Jumat, 11 Januari 2019

Saatnya Kembali

Nggerong kaya kucing.

Beberapa detik di antara menit-menit yang kepayahan, pertanyaan-pertanyaan yang menguap seperti gerimis deras yang menggenang di sela ban bekas. Sementara, kotak-kotak tersier perlu diusung dan dialirkan lewat parit-parit kecil di perumahan, gang-gang perkampungan, menyatu bersama limbah rumah tangga, sementara.... Kata-kata harus terus berlomba, melompat, terjun, bersahutan, menggema, seperti sepi-sepi ketika lumba-lumba berbicara. Nantinya, di akhir pekan, kami akan berjumpa di lautan, dihirup ikan-ikan, penyu, dan kapal selam. Kami akan dihirup dan dihembuskan, disemburkan paus lewat punggung kepalanya.

1.33.22

23.34

15.09

23.58

Cerita-cerita yang habis di perjalanan, yang tumpah di jeglongan Ciliwung-Progo, yang gembos di kampus dan didongkrak dengan ragu-ragu, bimbang, resah, malu, pertemuan tapi perpisahan, salam-salam canggung, teh tengah malam, kantuk-kantuk yang menetes di meja kerja, di pangkuan, di atas keyboard dan terantuk kamera.

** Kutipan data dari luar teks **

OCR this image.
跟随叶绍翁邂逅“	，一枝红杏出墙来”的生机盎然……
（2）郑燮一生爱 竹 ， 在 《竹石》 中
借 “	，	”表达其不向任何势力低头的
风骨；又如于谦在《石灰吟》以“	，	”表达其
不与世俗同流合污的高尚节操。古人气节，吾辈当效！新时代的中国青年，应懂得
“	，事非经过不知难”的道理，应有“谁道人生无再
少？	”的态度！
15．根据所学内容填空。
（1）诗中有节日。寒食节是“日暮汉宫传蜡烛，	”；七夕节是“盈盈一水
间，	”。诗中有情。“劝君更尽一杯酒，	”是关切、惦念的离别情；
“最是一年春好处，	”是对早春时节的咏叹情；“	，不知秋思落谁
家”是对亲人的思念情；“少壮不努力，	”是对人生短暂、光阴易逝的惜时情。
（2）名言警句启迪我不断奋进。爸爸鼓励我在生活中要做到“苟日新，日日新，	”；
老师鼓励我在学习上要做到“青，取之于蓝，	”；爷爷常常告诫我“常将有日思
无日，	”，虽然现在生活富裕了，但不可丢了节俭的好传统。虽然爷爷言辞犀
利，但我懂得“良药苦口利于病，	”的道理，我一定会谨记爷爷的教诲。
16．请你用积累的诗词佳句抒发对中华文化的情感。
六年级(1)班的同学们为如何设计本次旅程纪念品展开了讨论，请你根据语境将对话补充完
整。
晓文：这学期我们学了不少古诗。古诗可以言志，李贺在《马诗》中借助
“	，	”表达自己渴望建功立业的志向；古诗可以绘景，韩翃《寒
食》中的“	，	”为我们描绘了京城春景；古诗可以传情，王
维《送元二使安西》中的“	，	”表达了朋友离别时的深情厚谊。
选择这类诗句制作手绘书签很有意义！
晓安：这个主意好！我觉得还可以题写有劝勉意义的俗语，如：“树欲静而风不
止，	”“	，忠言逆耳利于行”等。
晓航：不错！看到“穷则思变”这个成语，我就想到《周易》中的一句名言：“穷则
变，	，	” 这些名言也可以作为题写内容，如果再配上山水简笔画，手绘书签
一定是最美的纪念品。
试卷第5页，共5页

Tepukan di pipi, cium, peluk, tinju, tampar, marah-marah-marah, angka-angka serta kata-kata yang tak pernah berhenti berbicara mengenai persepsi, tuduhan, pembelaan yang merangkak tapi diinjak-injak. Tidak ada yang lebih damai daripada kericuhan itu sendiri. Yang hanya kami sutradaranya, penulisnya, kameranya, aktornya, penontonnya, pada panggung yang tidak ada.

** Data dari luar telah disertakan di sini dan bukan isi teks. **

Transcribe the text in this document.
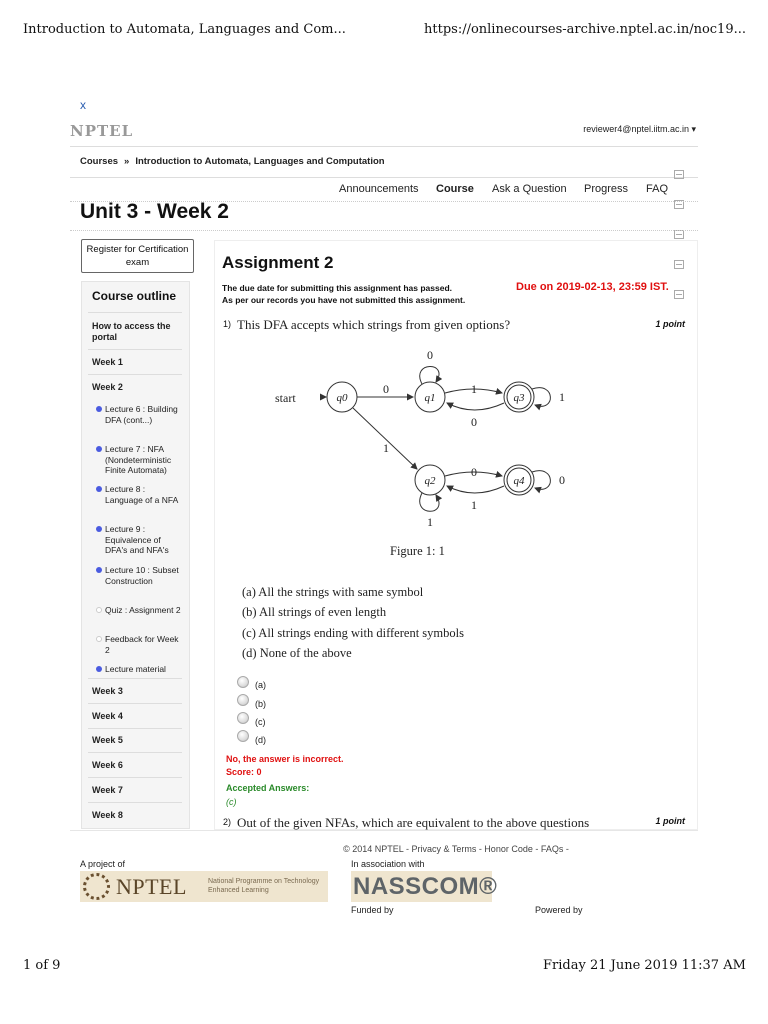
Introduction to Automata, Languages and Com...	https://onlinecourses-archive.nptel.ac.in/noc19...
x
NPTEL	reviewer4@nptel.iitm.ac.in ▾
Courses » Introduction to Automata, Languages and Computation
Announcements Course Ask a Question Progress FAQ
Unit 3 - Week 2
Register for Certification exam
Course outline
How to access the portal
Week 1
Week 2
Lecture 6 : Building DFA (cont...)
Lecture 7 : NFA (Nondeterministic Finite Automata)
Lecture 8 : Language of a NFA
Lecture 9 : Equivalence of DFA's and NFA's
Lecture 10 : Subset Construction
Quiz : Assignment 2
Feedback for Week 2
Lecture material
Week 3
Week 4
Week 5
Week 6
Week 7
Week 8
Assignment 2
The due date for submitting this assignment has passed.
As per our records you have not submitted this assignment.
Due on 2019-02-13, 23:59 IST.
1) This DFA accepts which strings from given options?	1 point
start	q0	q1
q2
q3
q4
0
0	1
1
0
1
1
0
1
0
Figure 1: 1
(a) All the strings with same symbol
(b) All strings of even length
(c) All strings ending with different symbols
(d) None of the above
(a)
(b)
(c)
(d)
No, the answer is incorrect.
Score: 0
Accepted Answers:
(c)
2) Out of the given NFAs, which are equivalent to the above questions	1 point
© 2014 NPTEL - Privacy & Terms - Honor Code - FAQs -
A project of	In association with
NPTEL	National Programme on Technology Enhanced Learning	NASSCOM®
Funded by	Powered by
1 of 9	Friday 21 June 2019 11:37 AM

Waktu tiba-tiba seperti kereta dan kami serupa angin yang terberai. Seperti kapuk bantal yang terlindas, kami berhambur dengan cantik, estetik. Kami butuh ditolong dari sesuatu yang tidak ada, dari lilitan kain yang benang-benangnya tak ada, dan menginginkan jembatan yang daratannya tak ada.

2 3 4

Istirahat di tempat. Tidak ada yang tahu bagaimana hitungan sering mengecohkan, seolah-olah kami berada di lajur yang tepat, kemudian terpelanting ke pukul empat lewat sebelas, ketika azan subuh terdengar tapi kami baru lelap. Kamu sungguh teramat baik, dekat, dan menyingkap tirai nomor dua kemudian membuat kesepakatan dengan lembut dan manipulatif bahwa aku perlu bangun dan sembahyang. Dan dari balik sujudku kadang aku suka mengintip lewat sela-sela mukena, begitu iri dan takjub pada ujung jari-jarimu yang menempel pada sajadah, sedang kami terus berdebat, kita tidak seharusnya mengiri hati.

Sebelum kamu bangun, aku lebih dulu melempar bibit-bibit hujan ke tambak udang. Jika kamu bangun nanti, kita akan menemui tuarang yang ter-amat-panjang.